Zud (Idem,
Polônia/Alemanha, 2016)
Dir: Marta Minorowicz
Há muito filmes nessa edição do Olhar de Cinema que preparam
bem todo um terreno, uma proposta de encenação, mas não conseguem deslanchar
com isso, apesar de não fazerem feio. Zud
é esse filme médio que se parece muito com outros já vistos por aí sobre
personagens em regiões inóspitas, mas dificilmente encontram vida própria para
além do movimento em torno das mesmas questões.
A diretora polonesa Marta Minorowicz vai buscar nas estepes
da Mongólia a história de Sukhbat, garoto de 11 anos que vive com o pai. A vida
é humilde, a sobrevivência é dura e eles cuidam de cavalos. O menino vai
participar de uma corrida regional e precisa aprender a domar o cavalo mais
bravio do lugar.
Estão lá, sem muita surpresa, elementos já muito associados
a esse tipo de história: a vida selvagem sendo domada ou assumida, a natureza
soberana que dita os movimentos dos homens, a câmera trêmula documental que
observa o cotidiano, a sensação de uma comunhão bem inscrita com aquela
paisagem e os personagens.
Se existe uma tentativa de fugir de um suposto olhar
exótico, Zud se sai bem, assim como evita
a comiseração diante de uma realidade crua, ainda que aos personagens é dado
muito mais afeto e dignidade do que problemas, conflitos e pesos que os
levariam a limites ou escolhas difíceis – e isso pode apontar para um olhar
diferencial da cineasta perante esse tipo de narrativa.

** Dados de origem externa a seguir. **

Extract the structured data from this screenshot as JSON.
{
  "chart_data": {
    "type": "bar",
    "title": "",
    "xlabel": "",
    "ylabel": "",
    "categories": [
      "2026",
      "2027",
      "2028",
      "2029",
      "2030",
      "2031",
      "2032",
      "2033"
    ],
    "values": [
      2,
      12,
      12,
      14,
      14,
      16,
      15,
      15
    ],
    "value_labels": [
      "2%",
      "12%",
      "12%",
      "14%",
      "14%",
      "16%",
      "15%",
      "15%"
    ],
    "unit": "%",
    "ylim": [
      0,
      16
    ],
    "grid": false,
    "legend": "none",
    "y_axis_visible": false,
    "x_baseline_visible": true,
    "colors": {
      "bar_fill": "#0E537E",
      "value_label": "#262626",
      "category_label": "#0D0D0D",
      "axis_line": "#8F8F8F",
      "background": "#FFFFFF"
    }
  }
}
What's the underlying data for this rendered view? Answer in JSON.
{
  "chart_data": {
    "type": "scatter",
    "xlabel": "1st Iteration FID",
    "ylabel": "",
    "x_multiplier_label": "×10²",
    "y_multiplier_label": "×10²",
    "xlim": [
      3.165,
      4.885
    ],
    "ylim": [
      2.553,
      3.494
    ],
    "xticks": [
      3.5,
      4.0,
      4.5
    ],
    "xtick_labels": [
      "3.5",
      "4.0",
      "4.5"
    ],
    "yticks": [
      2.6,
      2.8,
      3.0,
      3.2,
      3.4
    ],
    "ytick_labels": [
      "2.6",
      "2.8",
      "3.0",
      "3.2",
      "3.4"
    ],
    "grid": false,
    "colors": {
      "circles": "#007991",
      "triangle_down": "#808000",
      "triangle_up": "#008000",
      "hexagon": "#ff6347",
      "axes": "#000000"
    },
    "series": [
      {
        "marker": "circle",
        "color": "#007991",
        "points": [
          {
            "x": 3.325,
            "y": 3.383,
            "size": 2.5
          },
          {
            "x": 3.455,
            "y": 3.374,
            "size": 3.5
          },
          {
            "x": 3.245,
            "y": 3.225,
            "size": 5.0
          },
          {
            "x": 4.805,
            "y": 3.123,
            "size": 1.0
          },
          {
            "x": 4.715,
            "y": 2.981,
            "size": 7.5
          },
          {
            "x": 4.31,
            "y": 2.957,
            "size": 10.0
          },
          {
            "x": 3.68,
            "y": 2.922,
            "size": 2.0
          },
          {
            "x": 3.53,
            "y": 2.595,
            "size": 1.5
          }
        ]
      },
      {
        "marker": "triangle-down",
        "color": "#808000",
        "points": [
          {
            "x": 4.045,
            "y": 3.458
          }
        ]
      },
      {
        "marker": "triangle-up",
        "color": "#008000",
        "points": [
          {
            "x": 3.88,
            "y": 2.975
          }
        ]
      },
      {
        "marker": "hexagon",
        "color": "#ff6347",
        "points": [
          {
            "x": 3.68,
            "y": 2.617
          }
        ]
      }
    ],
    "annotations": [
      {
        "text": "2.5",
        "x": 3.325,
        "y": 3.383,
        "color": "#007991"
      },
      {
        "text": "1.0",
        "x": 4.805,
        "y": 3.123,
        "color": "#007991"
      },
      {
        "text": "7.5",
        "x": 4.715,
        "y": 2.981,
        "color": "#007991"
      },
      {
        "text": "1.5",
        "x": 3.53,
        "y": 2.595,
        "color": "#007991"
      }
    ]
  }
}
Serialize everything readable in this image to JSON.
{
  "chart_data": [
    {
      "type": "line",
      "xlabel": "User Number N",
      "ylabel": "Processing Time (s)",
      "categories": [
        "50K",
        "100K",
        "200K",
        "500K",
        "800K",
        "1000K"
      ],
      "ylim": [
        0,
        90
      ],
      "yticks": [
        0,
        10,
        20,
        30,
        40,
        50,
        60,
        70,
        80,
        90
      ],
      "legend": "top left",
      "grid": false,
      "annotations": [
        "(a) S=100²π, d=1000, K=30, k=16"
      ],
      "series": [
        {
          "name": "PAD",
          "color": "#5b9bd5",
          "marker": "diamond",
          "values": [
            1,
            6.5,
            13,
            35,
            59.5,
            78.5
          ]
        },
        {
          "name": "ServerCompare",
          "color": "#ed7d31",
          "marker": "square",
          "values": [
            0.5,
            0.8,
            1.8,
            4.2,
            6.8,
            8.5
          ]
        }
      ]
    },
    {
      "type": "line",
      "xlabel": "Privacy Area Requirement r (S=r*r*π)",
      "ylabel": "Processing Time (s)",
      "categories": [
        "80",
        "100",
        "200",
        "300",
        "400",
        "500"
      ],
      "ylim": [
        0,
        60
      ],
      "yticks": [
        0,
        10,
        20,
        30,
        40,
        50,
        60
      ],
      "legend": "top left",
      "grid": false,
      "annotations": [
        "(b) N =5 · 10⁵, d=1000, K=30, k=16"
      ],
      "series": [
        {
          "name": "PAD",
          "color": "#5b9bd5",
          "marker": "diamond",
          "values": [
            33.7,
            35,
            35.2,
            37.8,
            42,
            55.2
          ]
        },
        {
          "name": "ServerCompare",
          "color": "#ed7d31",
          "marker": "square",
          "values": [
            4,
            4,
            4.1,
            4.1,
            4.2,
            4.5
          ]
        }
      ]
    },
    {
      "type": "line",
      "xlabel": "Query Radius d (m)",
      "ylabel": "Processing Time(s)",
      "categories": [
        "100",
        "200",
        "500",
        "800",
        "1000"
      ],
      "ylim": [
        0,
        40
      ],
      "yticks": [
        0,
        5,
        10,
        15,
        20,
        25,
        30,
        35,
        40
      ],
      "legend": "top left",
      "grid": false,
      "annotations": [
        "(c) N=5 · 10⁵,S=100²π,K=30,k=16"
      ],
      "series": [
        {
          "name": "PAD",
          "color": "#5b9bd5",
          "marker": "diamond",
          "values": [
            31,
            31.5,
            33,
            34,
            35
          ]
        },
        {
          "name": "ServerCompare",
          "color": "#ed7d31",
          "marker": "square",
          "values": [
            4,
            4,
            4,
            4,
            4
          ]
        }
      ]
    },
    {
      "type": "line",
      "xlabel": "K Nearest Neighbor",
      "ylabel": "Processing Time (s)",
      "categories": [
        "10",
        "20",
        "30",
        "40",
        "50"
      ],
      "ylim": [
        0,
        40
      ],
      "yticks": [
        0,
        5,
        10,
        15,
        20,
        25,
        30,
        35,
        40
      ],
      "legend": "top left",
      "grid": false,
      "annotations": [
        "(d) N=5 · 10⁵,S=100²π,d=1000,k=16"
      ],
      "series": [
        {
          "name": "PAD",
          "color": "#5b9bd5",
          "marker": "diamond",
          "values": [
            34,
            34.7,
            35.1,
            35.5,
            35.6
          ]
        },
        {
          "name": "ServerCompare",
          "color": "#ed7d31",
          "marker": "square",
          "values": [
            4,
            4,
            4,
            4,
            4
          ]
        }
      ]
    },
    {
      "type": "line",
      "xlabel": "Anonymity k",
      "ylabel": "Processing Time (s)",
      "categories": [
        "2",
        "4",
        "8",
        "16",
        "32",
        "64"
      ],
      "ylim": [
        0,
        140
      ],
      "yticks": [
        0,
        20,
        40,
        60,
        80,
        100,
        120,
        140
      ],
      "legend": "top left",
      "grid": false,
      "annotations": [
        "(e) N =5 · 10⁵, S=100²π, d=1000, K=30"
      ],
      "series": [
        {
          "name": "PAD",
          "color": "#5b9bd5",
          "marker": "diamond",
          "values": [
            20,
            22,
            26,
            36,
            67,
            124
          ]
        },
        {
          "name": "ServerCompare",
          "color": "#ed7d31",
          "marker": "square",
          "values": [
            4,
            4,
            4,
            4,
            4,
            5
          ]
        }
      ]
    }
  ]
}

Em certo sentido a carga dramática vem da própria relação
com um mundo já posto e reprocessado diante deles, mesmo para o garoto, e no
qual ele encontra um espaço de crescimento e formação, sem que o filme seja
necessariamente uma história de coming of
age.
O Artista da Fome
(Danjiki Geinin, Japão/Coreia do Sul, 2016)
Dir: Masao Adashi
Ao contrário de Zud
e de vários filmes vistos aqui no festival, O
Artista da Fome é um dos poucos que investem numa energia e pulsão que explodem
na tela de forma a causar estranheza e pesar, tanto afasta quanto nos
ressignifica a história que desenha: um jovem homem resolve sentar na sarjeta e
fazer greve de fome, sem motivo aparente, sem intenções escusas.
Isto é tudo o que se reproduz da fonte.